Menurut kepolisian, Strauss-Kahn melakukan penyerangan secara seksual dan percobaan perkosaan terhadap pelayan wanita itu pada siang hari. Strauss-Kahn kini meringkuk di penjara Rikers Island, setelah pembayaran jaminannya ditolak.
Di tengah proses hukum terhadap Strauss-Kahn yang sedang berlangsung, muncul desakan untuk segera mencari penggantinya mengingat posisi IMF saat ini penting untuk menangani krisis utang yang melanda sebagian negara Eropa. Pemilihan harus segera dilakukan mengingat akan terjadi kekosongan kepemimpinan di IMF.
Setelah Strauss-Kahn ditahan, IMF menunjuk Deputi Direkturnya, John Lipsky sebagai pejabat sementara Managing Director. Namun Lipsky pun akan segera mengakhiri jabatannya pada 31 Agustus.
"Dia jelas sekali tidak berada dalam posisi untuk memimpin IMF," jelas Menteri Keuangan Amerika Serikat, Timothy Geithner seperti dikutip dari AFP.

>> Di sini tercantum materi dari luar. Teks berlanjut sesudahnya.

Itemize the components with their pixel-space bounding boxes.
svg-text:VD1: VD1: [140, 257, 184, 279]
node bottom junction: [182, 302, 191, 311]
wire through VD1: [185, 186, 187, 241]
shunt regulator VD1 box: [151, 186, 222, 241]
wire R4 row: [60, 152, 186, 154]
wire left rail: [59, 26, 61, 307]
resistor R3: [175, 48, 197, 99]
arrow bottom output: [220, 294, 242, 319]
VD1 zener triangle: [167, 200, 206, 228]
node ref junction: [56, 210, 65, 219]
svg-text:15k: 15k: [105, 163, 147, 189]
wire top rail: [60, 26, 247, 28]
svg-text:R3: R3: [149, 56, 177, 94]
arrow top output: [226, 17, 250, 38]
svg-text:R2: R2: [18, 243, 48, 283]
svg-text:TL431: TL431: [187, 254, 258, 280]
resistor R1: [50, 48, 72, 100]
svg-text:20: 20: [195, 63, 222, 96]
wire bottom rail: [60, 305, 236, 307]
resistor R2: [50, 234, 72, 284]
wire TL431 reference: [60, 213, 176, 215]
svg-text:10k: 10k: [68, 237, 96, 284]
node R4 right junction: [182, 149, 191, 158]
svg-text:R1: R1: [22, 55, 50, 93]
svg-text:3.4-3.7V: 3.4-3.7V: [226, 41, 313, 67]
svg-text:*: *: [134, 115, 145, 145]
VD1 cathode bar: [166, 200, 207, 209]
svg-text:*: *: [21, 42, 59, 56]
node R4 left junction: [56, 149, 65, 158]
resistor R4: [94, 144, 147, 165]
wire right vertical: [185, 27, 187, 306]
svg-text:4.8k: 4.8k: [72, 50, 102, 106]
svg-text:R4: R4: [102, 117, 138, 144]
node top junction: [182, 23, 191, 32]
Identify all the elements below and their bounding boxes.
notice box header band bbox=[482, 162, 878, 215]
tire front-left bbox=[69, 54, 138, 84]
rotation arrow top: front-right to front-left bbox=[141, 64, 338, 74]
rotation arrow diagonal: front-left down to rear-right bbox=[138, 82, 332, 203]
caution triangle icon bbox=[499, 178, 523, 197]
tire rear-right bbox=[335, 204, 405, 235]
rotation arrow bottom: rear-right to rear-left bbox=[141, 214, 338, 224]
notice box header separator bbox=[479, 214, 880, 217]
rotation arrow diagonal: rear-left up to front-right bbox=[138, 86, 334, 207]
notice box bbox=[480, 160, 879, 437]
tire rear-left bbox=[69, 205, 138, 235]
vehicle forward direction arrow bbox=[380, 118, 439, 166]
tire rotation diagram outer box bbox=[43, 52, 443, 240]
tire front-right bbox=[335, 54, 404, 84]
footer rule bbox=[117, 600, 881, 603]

IMF saat ini beranggotakan 187 negara, termasuk Indonesia. Di IMF, Indonesia memiliki hak voting sebesar 0,86%. Beberapa negara dengan hak voting besar antara lain Kanada (2,57%), China (3,82%), Prancis (4,30%), Jerman (5,83%), India (2,35%), Italia (3,17%), Jepang (6,25%), Korea (1,37%), Meksiko (1,47%), Belanda (2,08%), Federasi Rusia (2,40%), Arab Saudi (2,81%), Spanyol (1,63%), Swiss (1,41%), Inggris (4,30%), AS (16,80%), Brasil (1,72%).